0人が本棚に入れています
本棚に追加
お母さんから伝えられた計画はこうだった。
決戦は一ヵ月後。
だけど、一ヵ月でわたしの力をアレに対抗できるまでに育てるのは不可能。
だから、お母さんの最強の守護霊を貸してもらう。戦うのはあくまで彼ら。
わたしは、お母さんの守護霊を側に置くに耐えうる力を決戦の日までにつけておく。
「守護霊っていうか、ガキなんだけどね。ガッキーって呼んでるからよろしくね。まぁ、あんたがご対面するのは当日だけどね」
ガッキー……。お母さんの守護霊は子供なのか?
ともかく、わたしの修行の日々が始まった。
お母さん曰く、鍛えるのは霊能力ではないらしい。
「あんたに必要なのは恐れず受け入れる力。それだけよ」
わたしみたいに、必死に見ないフリをしたり、威嚇したりする必要なんてないらしい。彼らは異質な存在なのではなく、わたしたちと同じように存在しているもの。ただそこにあるものとして受け入れてあげる。この訓練が必要なのだとか。
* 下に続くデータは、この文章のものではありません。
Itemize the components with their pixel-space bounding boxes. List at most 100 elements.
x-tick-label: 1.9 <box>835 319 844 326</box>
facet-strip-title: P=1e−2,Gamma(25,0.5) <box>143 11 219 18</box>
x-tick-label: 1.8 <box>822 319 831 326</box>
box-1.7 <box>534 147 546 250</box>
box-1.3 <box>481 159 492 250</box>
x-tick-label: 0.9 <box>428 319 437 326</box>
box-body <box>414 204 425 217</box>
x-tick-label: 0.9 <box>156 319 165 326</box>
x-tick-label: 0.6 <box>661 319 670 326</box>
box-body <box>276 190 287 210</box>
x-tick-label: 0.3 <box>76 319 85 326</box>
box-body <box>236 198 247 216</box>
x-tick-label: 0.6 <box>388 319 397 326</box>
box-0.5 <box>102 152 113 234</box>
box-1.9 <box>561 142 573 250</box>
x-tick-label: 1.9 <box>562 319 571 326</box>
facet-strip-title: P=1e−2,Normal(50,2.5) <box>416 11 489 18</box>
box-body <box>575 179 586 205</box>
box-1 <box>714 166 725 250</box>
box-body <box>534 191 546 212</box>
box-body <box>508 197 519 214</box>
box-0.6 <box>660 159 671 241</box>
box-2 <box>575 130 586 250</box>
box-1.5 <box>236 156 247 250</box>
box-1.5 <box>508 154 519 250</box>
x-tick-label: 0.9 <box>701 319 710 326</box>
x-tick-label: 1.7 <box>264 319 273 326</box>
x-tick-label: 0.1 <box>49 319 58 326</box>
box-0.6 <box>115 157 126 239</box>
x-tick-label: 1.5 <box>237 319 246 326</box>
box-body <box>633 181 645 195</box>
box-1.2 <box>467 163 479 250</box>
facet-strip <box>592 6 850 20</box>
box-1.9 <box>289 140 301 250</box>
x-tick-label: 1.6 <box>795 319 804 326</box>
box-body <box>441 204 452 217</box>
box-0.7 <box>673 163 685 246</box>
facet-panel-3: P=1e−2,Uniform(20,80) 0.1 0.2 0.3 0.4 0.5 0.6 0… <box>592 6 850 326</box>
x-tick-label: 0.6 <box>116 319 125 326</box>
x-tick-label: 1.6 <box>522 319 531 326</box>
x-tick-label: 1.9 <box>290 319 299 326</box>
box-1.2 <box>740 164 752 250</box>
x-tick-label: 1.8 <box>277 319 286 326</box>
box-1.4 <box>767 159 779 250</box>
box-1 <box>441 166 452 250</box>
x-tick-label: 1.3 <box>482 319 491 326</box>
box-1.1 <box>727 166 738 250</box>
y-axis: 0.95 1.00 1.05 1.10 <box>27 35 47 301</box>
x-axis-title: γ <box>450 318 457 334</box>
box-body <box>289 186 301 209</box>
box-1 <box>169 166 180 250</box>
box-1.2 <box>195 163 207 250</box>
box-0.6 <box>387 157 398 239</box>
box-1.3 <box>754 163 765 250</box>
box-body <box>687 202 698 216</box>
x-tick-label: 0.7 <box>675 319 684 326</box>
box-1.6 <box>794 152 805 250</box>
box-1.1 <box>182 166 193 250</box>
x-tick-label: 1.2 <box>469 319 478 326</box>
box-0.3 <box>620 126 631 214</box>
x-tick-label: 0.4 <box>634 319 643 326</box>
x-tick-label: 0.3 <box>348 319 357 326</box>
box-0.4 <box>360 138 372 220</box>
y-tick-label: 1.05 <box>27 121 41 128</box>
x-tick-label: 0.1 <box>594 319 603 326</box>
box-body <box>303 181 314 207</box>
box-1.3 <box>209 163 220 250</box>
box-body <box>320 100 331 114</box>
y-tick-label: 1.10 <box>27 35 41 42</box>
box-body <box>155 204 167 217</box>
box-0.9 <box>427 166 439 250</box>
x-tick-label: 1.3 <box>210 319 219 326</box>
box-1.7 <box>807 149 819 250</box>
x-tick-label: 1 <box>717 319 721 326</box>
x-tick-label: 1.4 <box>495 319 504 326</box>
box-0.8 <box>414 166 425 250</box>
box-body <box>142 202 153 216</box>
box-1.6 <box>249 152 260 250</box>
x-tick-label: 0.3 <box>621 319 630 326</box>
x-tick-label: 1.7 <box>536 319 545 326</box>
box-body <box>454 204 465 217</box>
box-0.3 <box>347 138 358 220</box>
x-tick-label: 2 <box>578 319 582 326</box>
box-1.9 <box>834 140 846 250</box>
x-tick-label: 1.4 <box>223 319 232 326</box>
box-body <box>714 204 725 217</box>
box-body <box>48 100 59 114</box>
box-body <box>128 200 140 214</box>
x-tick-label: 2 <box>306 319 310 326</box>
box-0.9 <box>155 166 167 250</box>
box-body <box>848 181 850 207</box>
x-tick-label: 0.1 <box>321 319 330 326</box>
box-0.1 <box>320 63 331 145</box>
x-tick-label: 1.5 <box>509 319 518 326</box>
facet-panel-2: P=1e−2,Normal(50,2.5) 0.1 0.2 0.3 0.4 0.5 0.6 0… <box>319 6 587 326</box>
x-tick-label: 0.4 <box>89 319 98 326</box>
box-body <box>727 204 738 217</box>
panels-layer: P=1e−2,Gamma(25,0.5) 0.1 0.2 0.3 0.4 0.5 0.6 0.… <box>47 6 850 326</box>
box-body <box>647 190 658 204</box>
私の精神を強固にするためにお母さんから課されたのは、瞑想・滝行・神社参拝・ジョギング・空手。
つーか、ジョギングと空手ってなに!?
「健康な精神は健康な体に宿るのよ。あんた運動不足だし、いざって時に空手やっておけばなんかの役に立ちそうじゃない?」
「適当すぎない……?」
とは言え、今はお母さんの言うことに従うしか道はない。
このままでは、カズキくんは高校を卒業するより前にアレに命を奪われる。
わたしはもう、100%嫌われちゃったけど(やだやだ来ないでって言っちゃったもんなぁ。カズキくんに言ったわけではないんだけど…トホホ)。
それでも、彼は絶対に死なせない。
最初のコメントを投稿しよう!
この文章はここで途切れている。